Noise
Duncan Marquiss
For his first exhibition at 1/9unosunove Duncan Marquiss presents a new series of drawings and a film which explore texture and perception. Marquiss has taken the striking checkerboard pattern of 1/9unosunove’s gallery floor as a starting point for the exhibition and he will make a temporary drawing on its surface.
Overlapping patterns can produce moiré phenomena; a form of visual interference created by two similar signals moving out-of-synch with one another. Noise, the title of the exhibition, plays upon notions of visual and acoustic interference but also considers other uses of the word. In computer generated imagery noise is used as a technical term for simulating natural textures, such as the surfaces of rock, water or smoke. These visual effects are built by assigning random values to points on a 3D lattice, forming repeating ‘tiles’ of texture.

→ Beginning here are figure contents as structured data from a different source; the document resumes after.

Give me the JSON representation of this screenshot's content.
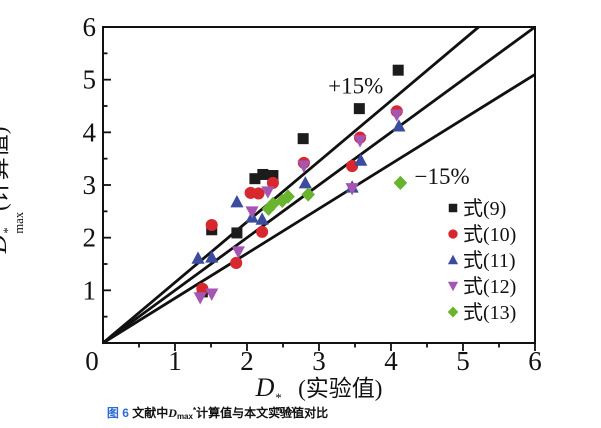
{
  "figure": {
    "caption": {
      "label": "图 6",
      "label_color": "#2e6bd0",
      "parts": [
        {
          "t": "文献中"
        },
        {
          "t": "D",
          "i": true
        },
        {
          "t": "max",
          "sub": true
        },
        {
          "t": "*",
          "sup": true
        },
        {
          "t": "计算值与本文实验值对比"
        }
      ]
    }
  },
  "chart_data": {
    "type": "scatter",
    "title": "图6 文献中Dmax*计算值与本文实验值对比",
    "xlabel": {
      "base": "D",
      "sup": "*",
      "sub": "max",
      "rest": "(实验值)"
    },
    "ylabel": {
      "base": "D",
      "sup": "*",
      "sub": "max",
      "rest": "(计算值)"
    },
    "xlim": [
      0,
      6
    ],
    "ylim": [
      0,
      6
    ],
    "xticks": [
      "0",
      "1",
      "2",
      "3",
      "4",
      "5",
      "6"
    ],
    "yticks": [
      "1",
      "2",
      "3",
      "4",
      "5",
      "6"
    ],
    "grid": false,
    "frame_color": "#111111",
    "line_color": "#111111",
    "legend_position": "lower-right-inside",
    "reference_lines": [
      {
        "slope": 1.15,
        "label": "+15%"
      },
      {
        "slope": 1.0,
        "label": ""
      },
      {
        "slope": 0.85,
        "label": "−15%"
      }
    ],
    "annotations": [
      {
        "text": "+15%",
        "x": 3.51,
        "y": 4.74
      },
      {
        "text": "−15%",
        "x": 4.71,
        "y": 3.02
      }
    ],
    "series": [
      {
        "name": "式(9)",
        "marker": "square",
        "color": "#1c1c1c",
        "points": [
          [
            1.38,
            0.97
          ],
          [
            1.51,
            2.15
          ],
          [
            1.86,
            2.09
          ],
          [
            2.11,
            3.12
          ],
          [
            2.22,
            3.2
          ],
          [
            2.36,
            3.18
          ],
          [
            2.78,
            3.88
          ],
          [
            3.56,
            4.45
          ],
          [
            4.1,
            5.18
          ]
        ]
      },
      {
        "name": "式(10)",
        "marker": "circle",
        "color": "#d7282f",
        "points": [
          [
            1.38,
            1.03
          ],
          [
            1.51,
            2.24
          ],
          [
            1.85,
            1.52
          ],
          [
            2.05,
            2.85
          ],
          [
            2.16,
            2.84
          ],
          [
            2.21,
            2.11
          ],
          [
            2.36,
            3.04
          ],
          [
            2.79,
            3.42
          ],
          [
            3.46,
            3.36
          ],
          [
            3.57,
            3.9
          ],
          [
            4.08,
            4.4
          ]
        ]
      },
      {
        "name": "式(11)",
        "marker": "triangle-up",
        "color": "#3b4b9e",
        "points": [
          [
            1.32,
            1.61
          ],
          [
            1.51,
            1.63
          ],
          [
            1.86,
            2.68
          ],
          [
            2.07,
            2.39
          ],
          [
            2.21,
            2.35
          ],
          [
            2.81,
            3.04
          ],
          [
            3.46,
            2.96
          ],
          [
            3.58,
            3.47
          ],
          [
            4.11,
            4.12
          ]
        ]
      },
      {
        "name": "式(12)",
        "marker": "triangle-down",
        "color": "#a556b2",
        "points": [
          [
            1.35,
            0.86
          ],
          [
            1.51,
            0.93
          ],
          [
            1.88,
            1.73
          ],
          [
            2.07,
            2.49
          ],
          [
            2.29,
            2.87
          ],
          [
            2.79,
            3.36
          ],
          [
            3.46,
            2.93
          ],
          [
            3.57,
            3.84
          ],
          [
            4.08,
            4.33
          ]
        ]
      },
      {
        "name": "式(13)",
        "marker": "diamond",
        "color": "#68b42e",
        "points": [
          [
            2.3,
            2.55
          ],
          [
            2.36,
            2.64
          ],
          [
            2.49,
            2.7
          ],
          [
            2.57,
            2.78
          ],
          [
            2.85,
            2.82
          ],
          [
            4.13,
            3.04
          ]
        ]
      }
    ]
  }
}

Marquiss’ double reading of noise as meaning both interference and texture presents him with forms and processes that inform his artworks. Continuous waves, discrete lines, superimposed grids, random and pseudo-random marks, spectral colours and textured paper make up the visual vocabulary of the exhibition.
The traces of the artist’s hand in the drawings, and the obscured figure in his film Interferometry, could also be considered as noise – a stochastic or human element that disrupts the utopian world of abstract patterns. Like the layered marks of the drawings the exhibition invites the viewer to make their own mental overlaps and find patterns between the artworks.